Sadly for all the amazing team of people involved on the project early stages (Jean Giraud (Moebius), H.R. Giger, Chriss Foss, etc) the lack of vision and fear at Jodorowsky’s treatment made Hollywood studios uneasy.

What a lost opportunity. If you look at it from our twenty first century perspective, science fiction has proven to be a very successful money producing genre for studios around the world. During the 1970s, not only the special effects technology was ‘just’ coming to age, but nobody before George Lucas’s Star Wars was able to produce a very successful and profitable science-fiction movie in such a large scale.
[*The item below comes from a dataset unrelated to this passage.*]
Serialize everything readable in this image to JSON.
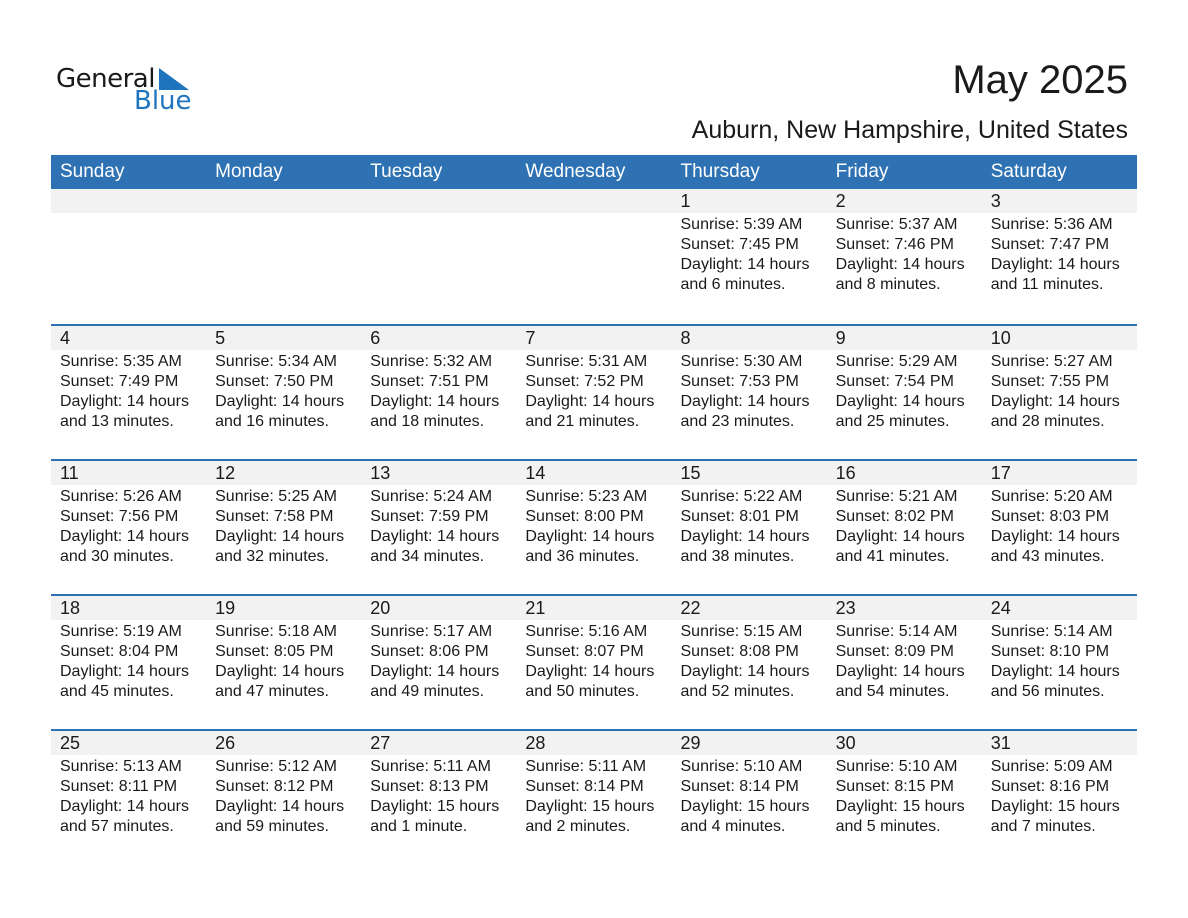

Jodorowsky’s approach called for a lengthy film which, except for the epic tales such as Ben-Hur (1959) or The Ten Commandments (1956), were and are still not common during the 60s and 70s. We can even claim that less and less people sit through out a two hour film in the Youtube era.
Note from author: Please take a minute to swallow that. Done? Good. Streaming a movie to your tablet and stopping a movie to take a phone call is soooo twenty first century. Spending a whole 2:30 HS on a dark theater with other strangers for entertainment alone, without bathroom brakes was a skill developed though many movie functions, but hard to replicate with a 3 HS feature of epic proportions. Let’s also remember that film distribution called for extra leg-work for such a lengthy release – not to mention changing reels after each projector (no, I’m not excusing Hollywood executives of the 1970s, there’s a cultural shift that might be difficult to see in near sight and if you have never experienced what it took to use and experience that technology)

The nay sayers of the 70s allowed a different type of cinema to exist – we can call it the birth of the second wave of great new American directors and that era requires a lengthy post on itself – but the studios were not able to capitalize, as the do today, on great, complicated and lengthy novels, by marketing them up in almost mini (bites) series installments (think Harry Potter saga, Hunger Games, Twilight Saga, etc).

As with Jodorowksy’s Dune, perhaps his vision, opportunity and timing were still too ahead for its time.